The second landmark was mission. Throughout our church’s history, there were seasons where we had lost our way and forgotten our purpose. Without steadily lifting our eyes to look at the harvest, we had turned inward and abandoned the call to pray and send and go. When we became The Summit Church, missions was a memory, not a reality; we had only sent one short-term international team in 10 years. I remember sitting with two other staff members and grieving the loss of that direction. We had given less than $5,000 to missions that year. But even as we repented, God was already at work. What has happened since is nothing short of miraculous. We’ve given more than $17 million to missions and sent 387 people to live as missionaries overseas. What was once a source of grief and shame is now a source of great joy.
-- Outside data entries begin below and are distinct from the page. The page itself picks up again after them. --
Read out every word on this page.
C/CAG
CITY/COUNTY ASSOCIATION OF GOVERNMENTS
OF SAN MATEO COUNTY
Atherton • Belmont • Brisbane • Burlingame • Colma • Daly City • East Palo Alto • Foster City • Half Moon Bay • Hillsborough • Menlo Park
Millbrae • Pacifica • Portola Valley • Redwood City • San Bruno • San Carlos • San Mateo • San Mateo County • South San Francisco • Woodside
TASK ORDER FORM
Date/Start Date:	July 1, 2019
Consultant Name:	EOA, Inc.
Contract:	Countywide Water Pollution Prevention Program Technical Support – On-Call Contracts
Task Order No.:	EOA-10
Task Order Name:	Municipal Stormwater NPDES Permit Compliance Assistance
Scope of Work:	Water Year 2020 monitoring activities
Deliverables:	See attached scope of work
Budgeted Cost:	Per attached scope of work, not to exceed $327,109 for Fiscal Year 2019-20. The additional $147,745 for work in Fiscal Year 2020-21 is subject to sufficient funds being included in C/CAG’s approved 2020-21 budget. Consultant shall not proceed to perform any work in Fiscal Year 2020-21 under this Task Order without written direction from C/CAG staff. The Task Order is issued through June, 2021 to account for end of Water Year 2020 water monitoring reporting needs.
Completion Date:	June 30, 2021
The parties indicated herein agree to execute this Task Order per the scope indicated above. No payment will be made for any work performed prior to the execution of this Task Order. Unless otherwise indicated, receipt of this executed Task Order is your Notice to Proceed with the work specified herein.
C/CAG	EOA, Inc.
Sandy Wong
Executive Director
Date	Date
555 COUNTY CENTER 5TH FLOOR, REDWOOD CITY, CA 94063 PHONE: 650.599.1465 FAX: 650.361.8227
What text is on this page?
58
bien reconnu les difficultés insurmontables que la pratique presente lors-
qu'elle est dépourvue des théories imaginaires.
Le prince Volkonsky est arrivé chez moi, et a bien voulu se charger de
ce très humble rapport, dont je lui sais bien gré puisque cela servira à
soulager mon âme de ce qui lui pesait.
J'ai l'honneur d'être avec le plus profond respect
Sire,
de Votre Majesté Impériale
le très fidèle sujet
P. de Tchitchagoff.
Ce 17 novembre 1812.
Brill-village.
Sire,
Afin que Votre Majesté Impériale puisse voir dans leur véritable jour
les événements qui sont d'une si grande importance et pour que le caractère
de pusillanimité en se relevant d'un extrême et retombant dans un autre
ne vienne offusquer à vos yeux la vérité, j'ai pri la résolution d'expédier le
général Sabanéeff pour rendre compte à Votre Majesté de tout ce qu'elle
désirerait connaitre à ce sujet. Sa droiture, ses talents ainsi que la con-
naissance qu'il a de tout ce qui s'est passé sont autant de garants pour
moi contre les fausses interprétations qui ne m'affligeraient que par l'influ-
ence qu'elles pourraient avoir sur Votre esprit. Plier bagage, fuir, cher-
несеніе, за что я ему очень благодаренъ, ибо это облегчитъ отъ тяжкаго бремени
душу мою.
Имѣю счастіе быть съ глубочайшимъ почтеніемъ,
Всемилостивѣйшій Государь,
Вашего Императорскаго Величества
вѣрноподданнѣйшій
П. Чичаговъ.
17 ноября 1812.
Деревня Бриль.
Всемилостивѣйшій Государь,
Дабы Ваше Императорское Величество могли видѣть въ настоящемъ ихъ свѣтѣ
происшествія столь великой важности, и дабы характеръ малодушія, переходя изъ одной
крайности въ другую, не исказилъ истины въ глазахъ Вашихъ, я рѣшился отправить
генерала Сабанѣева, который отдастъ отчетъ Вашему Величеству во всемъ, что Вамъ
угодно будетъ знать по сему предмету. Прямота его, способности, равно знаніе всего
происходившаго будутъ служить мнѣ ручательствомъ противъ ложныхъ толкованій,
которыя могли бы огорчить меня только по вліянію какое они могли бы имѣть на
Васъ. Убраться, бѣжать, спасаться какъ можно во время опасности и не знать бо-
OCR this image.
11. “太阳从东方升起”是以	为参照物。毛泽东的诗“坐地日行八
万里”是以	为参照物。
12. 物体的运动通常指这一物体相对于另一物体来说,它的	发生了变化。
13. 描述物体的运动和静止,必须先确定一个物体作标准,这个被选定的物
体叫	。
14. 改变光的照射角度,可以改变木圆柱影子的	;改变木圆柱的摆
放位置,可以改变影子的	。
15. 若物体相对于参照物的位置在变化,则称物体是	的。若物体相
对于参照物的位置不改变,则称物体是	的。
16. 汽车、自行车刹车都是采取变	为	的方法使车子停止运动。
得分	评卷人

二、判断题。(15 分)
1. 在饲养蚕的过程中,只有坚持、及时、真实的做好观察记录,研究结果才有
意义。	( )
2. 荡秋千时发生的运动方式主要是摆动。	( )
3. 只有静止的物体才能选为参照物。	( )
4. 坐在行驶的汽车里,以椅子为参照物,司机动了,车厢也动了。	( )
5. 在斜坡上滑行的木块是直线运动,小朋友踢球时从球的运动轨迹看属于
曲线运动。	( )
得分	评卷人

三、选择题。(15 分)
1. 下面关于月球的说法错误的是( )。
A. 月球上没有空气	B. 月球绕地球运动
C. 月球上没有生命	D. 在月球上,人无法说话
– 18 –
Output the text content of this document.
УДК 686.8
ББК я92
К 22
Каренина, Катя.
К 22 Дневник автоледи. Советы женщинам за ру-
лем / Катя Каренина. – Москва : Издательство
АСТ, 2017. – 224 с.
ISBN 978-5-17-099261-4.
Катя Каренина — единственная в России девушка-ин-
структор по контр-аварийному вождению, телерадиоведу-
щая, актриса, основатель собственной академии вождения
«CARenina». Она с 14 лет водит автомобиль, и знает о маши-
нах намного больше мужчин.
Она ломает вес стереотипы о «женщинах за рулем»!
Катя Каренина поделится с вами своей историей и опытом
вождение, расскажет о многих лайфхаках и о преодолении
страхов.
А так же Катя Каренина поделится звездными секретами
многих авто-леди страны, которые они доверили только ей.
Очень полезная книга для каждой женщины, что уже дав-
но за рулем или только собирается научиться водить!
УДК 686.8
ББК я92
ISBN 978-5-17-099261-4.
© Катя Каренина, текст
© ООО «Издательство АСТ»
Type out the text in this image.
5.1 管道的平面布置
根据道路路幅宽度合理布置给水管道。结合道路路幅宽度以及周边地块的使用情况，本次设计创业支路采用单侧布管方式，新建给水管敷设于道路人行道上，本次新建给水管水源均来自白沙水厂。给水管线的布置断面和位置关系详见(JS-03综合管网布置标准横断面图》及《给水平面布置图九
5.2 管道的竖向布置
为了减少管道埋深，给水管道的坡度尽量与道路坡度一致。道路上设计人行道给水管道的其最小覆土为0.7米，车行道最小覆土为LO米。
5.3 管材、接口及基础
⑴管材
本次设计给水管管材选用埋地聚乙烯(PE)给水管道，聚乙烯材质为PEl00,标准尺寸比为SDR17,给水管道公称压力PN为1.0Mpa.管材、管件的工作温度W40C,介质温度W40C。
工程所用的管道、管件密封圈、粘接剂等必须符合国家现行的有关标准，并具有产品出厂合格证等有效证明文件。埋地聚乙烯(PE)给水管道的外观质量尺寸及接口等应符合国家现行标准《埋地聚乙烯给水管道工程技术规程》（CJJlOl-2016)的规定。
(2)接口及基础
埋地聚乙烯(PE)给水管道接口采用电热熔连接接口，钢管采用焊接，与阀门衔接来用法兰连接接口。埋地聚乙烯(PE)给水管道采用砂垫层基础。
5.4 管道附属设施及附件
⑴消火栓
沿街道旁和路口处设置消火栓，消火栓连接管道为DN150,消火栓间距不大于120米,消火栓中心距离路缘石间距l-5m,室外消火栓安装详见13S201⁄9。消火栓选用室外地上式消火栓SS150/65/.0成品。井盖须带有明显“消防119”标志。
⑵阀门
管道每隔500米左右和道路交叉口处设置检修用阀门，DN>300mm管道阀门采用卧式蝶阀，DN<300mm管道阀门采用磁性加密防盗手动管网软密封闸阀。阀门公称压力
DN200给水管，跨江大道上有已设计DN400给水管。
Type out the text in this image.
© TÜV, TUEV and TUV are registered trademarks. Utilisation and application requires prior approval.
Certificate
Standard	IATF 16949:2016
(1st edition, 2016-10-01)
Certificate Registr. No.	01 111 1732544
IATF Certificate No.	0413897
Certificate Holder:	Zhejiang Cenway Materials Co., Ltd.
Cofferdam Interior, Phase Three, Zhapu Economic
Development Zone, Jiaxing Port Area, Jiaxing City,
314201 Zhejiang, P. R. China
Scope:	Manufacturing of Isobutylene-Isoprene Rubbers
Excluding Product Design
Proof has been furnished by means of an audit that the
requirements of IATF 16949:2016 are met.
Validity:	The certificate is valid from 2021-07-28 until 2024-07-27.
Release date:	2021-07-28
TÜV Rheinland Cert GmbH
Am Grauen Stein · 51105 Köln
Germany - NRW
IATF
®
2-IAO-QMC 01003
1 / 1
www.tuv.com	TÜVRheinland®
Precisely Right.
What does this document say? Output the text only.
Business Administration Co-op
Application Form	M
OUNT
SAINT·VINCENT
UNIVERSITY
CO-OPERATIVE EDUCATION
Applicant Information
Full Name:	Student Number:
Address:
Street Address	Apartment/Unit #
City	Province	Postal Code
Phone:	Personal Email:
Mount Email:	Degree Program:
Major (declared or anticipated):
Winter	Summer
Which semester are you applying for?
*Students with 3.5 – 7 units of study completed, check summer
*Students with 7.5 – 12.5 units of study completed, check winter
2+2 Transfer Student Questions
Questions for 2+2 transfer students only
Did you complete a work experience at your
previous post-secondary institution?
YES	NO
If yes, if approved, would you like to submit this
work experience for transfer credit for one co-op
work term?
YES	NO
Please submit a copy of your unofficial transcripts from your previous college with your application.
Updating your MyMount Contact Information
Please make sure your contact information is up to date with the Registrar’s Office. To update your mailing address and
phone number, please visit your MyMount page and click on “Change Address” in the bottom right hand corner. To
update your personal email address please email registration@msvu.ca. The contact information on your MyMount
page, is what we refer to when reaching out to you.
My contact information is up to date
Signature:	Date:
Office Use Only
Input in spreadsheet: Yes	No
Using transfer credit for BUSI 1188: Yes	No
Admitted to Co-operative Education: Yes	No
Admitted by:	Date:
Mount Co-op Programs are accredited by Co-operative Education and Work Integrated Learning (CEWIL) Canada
The third landmark is one that I believe still lies before us: prayer. If God has consistently stirred one longing in my heart for his people here, it has been the yearning to see us be a people of prayer. The more we grow, the more likely we are to let our success keep us from prayer.

God will not let me get away from this longing. He sent Jesus to restore us to relationship, which is the heart and soul of prayer. Our prayers are not primarily a way of getting anything from God or informing God of our needs; they are our lifeline to a renewed relationship with the Father, a sweet way of enjoying his beautiful presence. God longs for us to desire to be in his presence, to relish the chance to talk with him. He wants to hear adoration and gratitude pouring out of our mouths. He is jealous for our affections. He is waiting for our return and repentance with arms open wide. And he is always ready to hear and respond to our cries for help. As the Apostle Paul said, “He who did not spare his own Son but gave him up for us all, how will he not also with him graciously give us all things?” (Romans 8:32 ESV)

God has done some tremendous things in our church. But I’m still asking for more than we could imagine. I’m hoping for the day when our prayer gatherings can’t come soon enough, when our prayer rooms aren’t big enough, when our prayer times aren’t long enough. I can’t think of anything better for God’s people than for us to desire to be with him, enjoy him, and commune with him more than we long for any other thing.